From a technical perspective, price action on the S&P 500 remains bullish, as the decline can be simply regarded as a bearish rebound off a newly formed Channel Top. With the Channel still in play, the uptrend is intact and we could see further gains – fundamentals be damned. There are other technical indications that price is bullish – firstly the decline off the peak has rebounded off last week’s ceiling, suggesting that the bullish breakout is still in play.
The bearish cycle indicated by Stochastic indicator is also flattening around the 50.0 level. However, before we automatically assume that Stochastic curve will rebound higher from here it should be noted that 50.0 level has been acting as point of inflexion in the past rather than a reversal point looking at how Stoch curve moved last week. Nonetheless, with 50% of the bearish cycle already gone, it is unlikely that price will be able to head much lower beyond last week’s ceiling especially with Channel Bottom coming in to add further support in a few hours time.
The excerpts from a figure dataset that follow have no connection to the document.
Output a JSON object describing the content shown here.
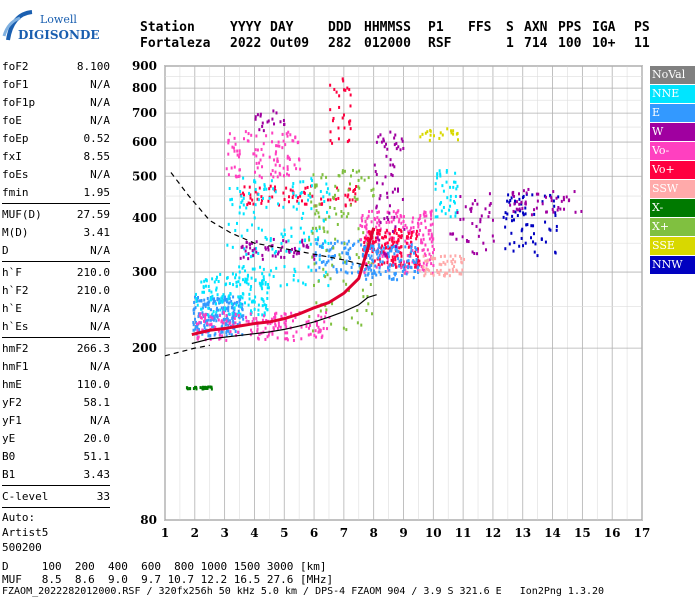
{
  "logo": {
    "top": "Lowell",
    "bottom": "DIGISONDE"
  },
  "header": {
    "labels": [
      "Station",
      "YYYY",
      "DAY",
      "DDD",
      "HHMMSS",
      "P1",
      "FFS",
      "S",
      "AXN",
      "PPS",
      "IGA",
      "PS"
    ],
    "values": [
      "Fortaleza",
      "2022",
      "Out09",
      "282",
      "012000",
      "RSF",
      "",
      "1",
      "714",
      "100",
      "10+",
      "11"
    ]
  },
  "params": [
    [
      {
        "k": "foF2",
        "v": "8.100"
      },
      {
        "k": "foF1",
        "v": "N/A"
      },
      {
        "k": "foF1p",
        "v": "N/A"
      },
      {
        "k": "foE",
        "v": "N/A"
      },
      {
        "k": "foEp",
        "v": "0.52"
      },
      {
        "k": "fxI",
        "v": "8.55"
      },
      {
        "k": "foEs",
        "v": "N/A"
      },
      {
        "k": "fmin",
        "v": "1.95"
      }
    ],
    [
      {
        "k": "MUF(D)",
        "v": "27.59"
      },
      {
        "k": "M(D)",
        "v": "3.41"
      },
      {
        "k": "D",
        "v": "N/A"
      }
    ],
    [
      {
        "k": "h`F",
        "v": "210.0"
      },
      {
        "k": "h`F2",
        "v": "210.0"
      },
      {
        "k": "h`E",
        "v": "N/A"
      },
      {
        "k": "h`Es",
        "v": "N/A"
      }
    ],
    [
      {
        "k": "hmF2",
        "v": "266.3"
      },
      {
        "k": "hmF1",
        "v": "N/A"
      },
      {
        "k": "hmE",
        "v": "110.0"
      },
      {
        "k": "yF2",
        "v": "58.1"
      },
      {
        "k": "yF1",
        "v": "N/A"
      },
      {
        "k": "yE",
        "v": "20.0"
      },
      {
        "k": "B0",
        "v": "51.1"
      },
      {
        "k": "B1",
        "v": "3.43"
      }
    ],
    [
      {
        "k": "C-level",
        "v": "33"
      }
    ]
  ],
  "auto": [
    "Auto:",
    "Artist5",
    "500200"
  ],
  "legend": [
    {
      "label": "NoVal",
      "color": "#808080"
    },
    {
      "label": "NNE",
      "color": "#00e5ff"
    },
    {
      "label": "E",
      "color": "#3399ff"
    },
    {
      "label": "W",
      "color": "#a000a0"
    },
    {
      "label": "Vo-",
      "color": "#ff40c0"
    },
    {
      "label": "Vo+",
      "color": "#ff0040"
    },
    {
      "label": "SSW",
      "color": "#ffaaaa"
    },
    {
      "label": "X-",
      "color": "#007a00"
    },
    {
      "label": "X+",
      "color": "#80c040"
    },
    {
      "label": "SSE",
      "color": "#d8d800"
    },
    {
      "label": "NNW",
      "color": "#0000c0"
    }
  ],
  "footer": {
    "line1": "D     100  200  400  600  800 1000 1500 3000 [km]",
    "line2": "MUF   8.5  8.6  9.0  9.7 10.7 12.2 16.5 27.6 [MHz]",
    "line3": "FZAOM_2022282012000.RSF / 320fx256h 50 kHz 5.0 km / DPS-4 FZAOM 904 / 3.9 S 321.6 E   Ion2Png 1.3.20"
  },
  "chart_data": {
    "type": "scatter",
    "x_ticks": [
      1,
      2,
      3,
      4,
      5,
      6,
      7,
      8,
      9,
      10,
      11,
      12,
      13,
      14,
      15,
      16,
      17
    ],
    "y_ticks": [
      80,
      200,
      300,
      400,
      500,
      600,
      700,
      800,
      900
    ],
    "xlim": [
      1,
      17
    ],
    "ylim": [
      80,
      900
    ],
    "y_scale": "log",
    "grid": true,
    "xlabel": "",
    "ylabel": "",
    "traces": [
      {
        "name": "ordinary trace",
        "color": "#e00030",
        "x": [
          1.9,
          2.5,
          3.0,
          3.5,
          4.0,
          4.5,
          5.0,
          5.5,
          6.0,
          6.5,
          7.0,
          7.5,
          7.8,
          8.0
        ],
        "y": [
          215,
          220,
          222,
          225,
          228,
          230,
          234,
          240,
          248,
          255,
          268,
          290,
          340,
          380
        ]
      },
      {
        "name": "profile",
        "color": "#000000",
        "x": [
          1.9,
          2.5,
          3.0,
          3.5,
          4.0,
          4.5,
          5.0,
          5.5,
          6.0,
          6.5,
          7.0,
          7.5,
          7.8,
          8.1
        ],
        "y": [
          205,
          210,
          212,
          214,
          216,
          218,
          221,
          225,
          230,
          236,
          243,
          252,
          262,
          266
        ]
      },
      {
        "name": "muf",
        "color": "#000000",
        "dashed": true,
        "x": [
          1.2,
          1.8,
          2.5,
          3.2,
          4.0,
          5.0,
          6.0,
          7.0,
          7.8
        ],
        "y": [
          510,
          450,
          395,
          370,
          350,
          340,
          330,
          320,
          310
        ]
      },
      {
        "name": "lower dashed",
        "color": "#000000",
        "dashed": true,
        "x": [
          1.0,
          1.5,
          2.0,
          2.5
        ],
        "y": [
          192,
          196,
          200,
          203
        ]
      }
    ],
    "clusters": [
      {
        "color": "#3399ff",
        "x": [
          1.9,
          3.6
        ],
        "y": [
          215,
          265
        ],
        "n": 220
      },
      {
        "color": "#00e5ff",
        "x": [
          2.0,
          4.5
        ],
        "y": [
          240,
          300
        ],
        "n": 140
      },
      {
        "color": "#ff40c0",
        "x": [
          2.0,
          6.5
        ],
        "y": [
          210,
          245
        ],
        "n": 160
      },
      {
        "color": "#ff0040",
        "x": [
          3.5,
          7.5
        ],
        "y": [
          430,
          480
        ],
        "n": 80
      },
      {
        "color": "#ff40c0",
        "x": [
          3.0,
          5.5
        ],
        "y": [
          500,
          640
        ],
        "n": 100
      },
      {
        "color": "#00e5ff",
        "x": [
          3.0,
          6.5
        ],
        "y": [
          280,
          500
        ],
        "n": 160
      },
      {
        "color": "#3399ff",
        "x": [
          6.0,
          8.0
        ],
        "y": [
          300,
          360
        ],
        "n": 80
      },
      {
        "color": "#a000a0",
        "x": [
          3.5,
          6.0
        ],
        "y": [
          320,
          360
        ],
        "n": 60
      },
      {
        "color": "#80c040",
        "x": [
          5.8,
          8.0
        ],
        "y": [
          220,
          520
        ],
        "n": 120
      },
      {
        "color": "#ff40c0",
        "x": [
          7.5,
          10.0
        ],
        "y": [
          300,
          420
        ],
        "n": 200
      },
      {
        "color": "#ff0040",
        "x": [
          7.6,
          9.5
        ],
        "y": [
          310,
          380
        ],
        "n": 160
      },
      {
        "color": "#3399ff",
        "x": [
          7.6,
          9.5
        ],
        "y": [
          290,
          350
        ],
        "n": 120
      },
      {
        "color": "#a000a0",
        "x": [
          8.0,
          9.0
        ],
        "y": [
          320,
          640
        ],
        "n": 60
      },
      {
        "color": "#ffaaaa",
        "x": [
          9.5,
          11.0
        ],
        "y": [
          295,
          330
        ],
        "n": 60
      },
      {
        "color": "#d8d800",
        "x": [
          9.5,
          10.8
        ],
        "y": [
          610,
          650
        ],
        "n": 20
      },
      {
        "color": "#00e5ff",
        "x": [
          10.0,
          10.8
        ],
        "y": [
          400,
          520
        ],
        "n": 40
      },
      {
        "color": "#a000a0",
        "x": [
          10.5,
          12.0
        ],
        "y": [
          330,
          460
        ],
        "n": 40
      },
      {
        "color": "#0000c0",
        "x": [
          12.3,
          14.2
        ],
        "y": [
          330,
          460
        ],
        "n": 70
      },
      {
        "color": "#a000a0",
        "x": [
          12.5,
          15.0
        ],
        "y": [
          410,
          470
        ],
        "n": 50
      },
      {
        "color": "#ff0040",
        "x": [
          6.5,
          7.2
        ],
        "y": [
          600,
          850
        ],
        "n": 30
      },
      {
        "color": "#007a00",
        "x": [
          1.7,
          2.6
        ],
        "y": [
          162,
          164
        ],
        "n": 30
      },
      {
        "color": "#a000a0",
        "x": [
          4.0,
          5.0
        ],
        "y": [
          640,
          720
        ],
        "n": 20
      }
    ]
  }
}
That being said, Daily Chart is slightly more bearish as price action has demonstrated the strong bearish pressure above 1,850. Stochastic readings are also starting to push lower and a bearish cycle signal may be given soon. Should that really occur, 1,812.5 support will open up as the immediate bearish target while ultimate bearish target of 1,740 may even be possible if this rebound off 1,850 develop into the significant bearish pullback that we’ve been waiting for.
Fundamentally, it should be noted that global economic numbers have been mostly below expectations in 2014. That does not necessarily mean that the recovery narrative is no longer valid, but it is certainly true that traders/speculators and analysts alike have gotten too optimistic. This charge is applicable to central bankers and law makers too, and all these increase risk of huge bearish correction as prices are showing signs of bubbling without actual fundamental support.